息子にもリノに挑戦させ何度も優勝させた、しかし、本物の零戦では飛ばせない。

いつも高い壁をいとも簡単に要求する教官である。

命のリスクもあることを承知で僕の覚悟と訓練を求めるメールであった。

5月のプレーンズオブフェイムの航空祭には行けず仲間に会えないが、YS-11で飛ぶことは伝わっている。

日本人では戦前戦後、誰も出場出来なかったT-6クラスはリスクが高く、パイロット技量を競い合う。

この飛行機は、操縦に全くごまかしの効かない、操縦の全てを教えてくれるような飛行機だ。

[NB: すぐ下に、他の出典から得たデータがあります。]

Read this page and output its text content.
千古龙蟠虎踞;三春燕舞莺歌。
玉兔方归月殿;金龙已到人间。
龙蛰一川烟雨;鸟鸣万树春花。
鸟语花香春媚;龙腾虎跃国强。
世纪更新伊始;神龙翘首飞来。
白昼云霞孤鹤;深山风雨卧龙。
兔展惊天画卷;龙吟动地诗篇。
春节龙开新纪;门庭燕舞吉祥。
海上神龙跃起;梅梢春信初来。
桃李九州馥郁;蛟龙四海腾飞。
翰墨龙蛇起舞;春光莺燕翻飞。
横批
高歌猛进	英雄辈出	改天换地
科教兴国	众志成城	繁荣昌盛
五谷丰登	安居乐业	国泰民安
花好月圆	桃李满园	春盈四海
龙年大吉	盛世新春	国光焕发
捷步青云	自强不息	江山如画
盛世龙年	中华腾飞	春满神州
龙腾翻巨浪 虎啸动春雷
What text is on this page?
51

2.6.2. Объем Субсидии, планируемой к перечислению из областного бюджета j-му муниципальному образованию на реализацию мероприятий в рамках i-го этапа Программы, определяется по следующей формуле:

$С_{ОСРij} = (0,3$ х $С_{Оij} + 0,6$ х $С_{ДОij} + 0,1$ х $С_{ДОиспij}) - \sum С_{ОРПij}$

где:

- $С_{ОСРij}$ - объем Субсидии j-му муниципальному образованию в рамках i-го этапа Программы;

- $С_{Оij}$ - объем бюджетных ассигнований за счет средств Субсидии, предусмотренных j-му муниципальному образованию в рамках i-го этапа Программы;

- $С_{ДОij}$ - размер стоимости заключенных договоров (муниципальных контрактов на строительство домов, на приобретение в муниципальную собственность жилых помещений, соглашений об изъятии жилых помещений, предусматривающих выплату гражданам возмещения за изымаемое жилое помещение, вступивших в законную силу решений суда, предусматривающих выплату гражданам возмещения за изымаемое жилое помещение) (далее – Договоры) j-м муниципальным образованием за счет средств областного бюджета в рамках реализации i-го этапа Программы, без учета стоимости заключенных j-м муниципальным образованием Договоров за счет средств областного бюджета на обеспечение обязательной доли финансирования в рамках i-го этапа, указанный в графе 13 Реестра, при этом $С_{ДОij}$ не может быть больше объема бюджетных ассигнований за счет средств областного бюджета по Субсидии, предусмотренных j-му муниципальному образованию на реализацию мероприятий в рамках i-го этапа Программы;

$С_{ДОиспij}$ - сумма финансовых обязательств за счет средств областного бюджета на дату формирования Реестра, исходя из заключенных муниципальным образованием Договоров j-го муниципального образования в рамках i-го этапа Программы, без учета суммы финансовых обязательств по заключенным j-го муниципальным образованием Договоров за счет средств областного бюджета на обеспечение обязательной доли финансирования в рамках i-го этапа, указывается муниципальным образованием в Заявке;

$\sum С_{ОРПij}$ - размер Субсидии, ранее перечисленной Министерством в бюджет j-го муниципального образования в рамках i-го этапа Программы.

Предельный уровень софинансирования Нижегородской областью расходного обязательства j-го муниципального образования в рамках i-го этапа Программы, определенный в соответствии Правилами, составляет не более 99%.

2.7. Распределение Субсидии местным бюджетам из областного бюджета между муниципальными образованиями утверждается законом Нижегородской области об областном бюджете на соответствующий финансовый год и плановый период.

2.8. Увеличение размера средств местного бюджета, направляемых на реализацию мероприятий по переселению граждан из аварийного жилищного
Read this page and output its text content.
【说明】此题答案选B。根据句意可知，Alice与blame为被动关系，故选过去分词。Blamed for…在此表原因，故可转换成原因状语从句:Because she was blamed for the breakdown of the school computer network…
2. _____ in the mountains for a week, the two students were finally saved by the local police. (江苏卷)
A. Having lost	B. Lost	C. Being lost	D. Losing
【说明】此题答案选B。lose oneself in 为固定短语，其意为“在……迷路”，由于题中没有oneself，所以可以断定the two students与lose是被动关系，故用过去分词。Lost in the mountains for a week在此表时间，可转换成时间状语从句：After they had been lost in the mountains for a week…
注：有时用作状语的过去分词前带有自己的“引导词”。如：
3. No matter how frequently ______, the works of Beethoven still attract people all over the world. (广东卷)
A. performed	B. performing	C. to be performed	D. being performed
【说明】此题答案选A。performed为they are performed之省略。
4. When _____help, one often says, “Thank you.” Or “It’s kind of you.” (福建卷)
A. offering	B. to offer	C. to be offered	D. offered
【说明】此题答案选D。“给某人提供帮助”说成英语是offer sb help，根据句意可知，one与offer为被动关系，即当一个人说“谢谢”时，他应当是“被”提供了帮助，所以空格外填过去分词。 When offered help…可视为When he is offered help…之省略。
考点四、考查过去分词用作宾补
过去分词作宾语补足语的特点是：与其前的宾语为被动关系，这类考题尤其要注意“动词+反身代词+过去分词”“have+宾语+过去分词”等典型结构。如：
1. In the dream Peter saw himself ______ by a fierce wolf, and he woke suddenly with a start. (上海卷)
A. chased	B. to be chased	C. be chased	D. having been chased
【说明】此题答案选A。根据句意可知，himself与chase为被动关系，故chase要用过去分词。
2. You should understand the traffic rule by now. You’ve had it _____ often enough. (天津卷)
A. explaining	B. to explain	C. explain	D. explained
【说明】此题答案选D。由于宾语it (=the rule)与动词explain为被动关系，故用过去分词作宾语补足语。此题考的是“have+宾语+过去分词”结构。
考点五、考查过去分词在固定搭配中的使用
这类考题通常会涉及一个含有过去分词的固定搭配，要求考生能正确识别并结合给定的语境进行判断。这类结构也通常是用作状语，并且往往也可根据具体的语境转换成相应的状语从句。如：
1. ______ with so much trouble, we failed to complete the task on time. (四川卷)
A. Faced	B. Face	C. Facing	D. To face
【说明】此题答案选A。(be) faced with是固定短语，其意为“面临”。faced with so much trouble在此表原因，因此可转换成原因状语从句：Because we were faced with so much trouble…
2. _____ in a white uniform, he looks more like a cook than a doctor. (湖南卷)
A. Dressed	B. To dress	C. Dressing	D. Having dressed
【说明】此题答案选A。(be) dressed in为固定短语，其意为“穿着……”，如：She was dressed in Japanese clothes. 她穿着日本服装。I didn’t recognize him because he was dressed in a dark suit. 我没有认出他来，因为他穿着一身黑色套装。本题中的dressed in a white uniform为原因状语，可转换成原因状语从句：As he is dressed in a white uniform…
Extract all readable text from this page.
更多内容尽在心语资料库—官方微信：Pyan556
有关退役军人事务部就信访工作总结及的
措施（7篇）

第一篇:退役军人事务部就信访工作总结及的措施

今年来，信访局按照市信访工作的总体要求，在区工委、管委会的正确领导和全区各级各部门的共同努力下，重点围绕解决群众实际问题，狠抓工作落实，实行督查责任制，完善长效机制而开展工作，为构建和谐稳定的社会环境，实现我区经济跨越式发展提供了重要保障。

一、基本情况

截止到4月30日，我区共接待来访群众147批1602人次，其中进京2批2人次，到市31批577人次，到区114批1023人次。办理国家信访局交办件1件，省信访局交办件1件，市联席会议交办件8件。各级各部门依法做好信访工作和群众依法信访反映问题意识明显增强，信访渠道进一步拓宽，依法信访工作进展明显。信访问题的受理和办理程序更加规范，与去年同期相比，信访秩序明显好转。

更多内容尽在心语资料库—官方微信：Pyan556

「大空に賭けた男たち」ホンダジェット誕生物語の本のはじめに書かれていることが脳裏に残る。

生きている者とは、闘っている者だ。

心と欲が固い運命に満ちている者だ。運命の高いけわしい峰をよじ登る者だ。

僕はまだまだだと勇気づけられる。

2018年9月、米国ネバタ州・リノ・エアレースにホンダジェットが飛ぶ。

僕は今年、チーム関係者としてレース機の横で飛ぶ姿を見に行くのが楽しみだ。

リノ・エアレースは、飛行機狂いの頂点の人物が集まる世界屈指の祭典である。

ホンダジェットを作ったリーダーの藤野社長がアメリカの飛行機文化に敬意を表するのが僕には理解できる、

2015年に最初に成田で一緒に飛んだので、再会出来たら嬉しい。

5月11日の水産航空設立59周年の記念日に、YS-11を飛行させる事には意義がある。。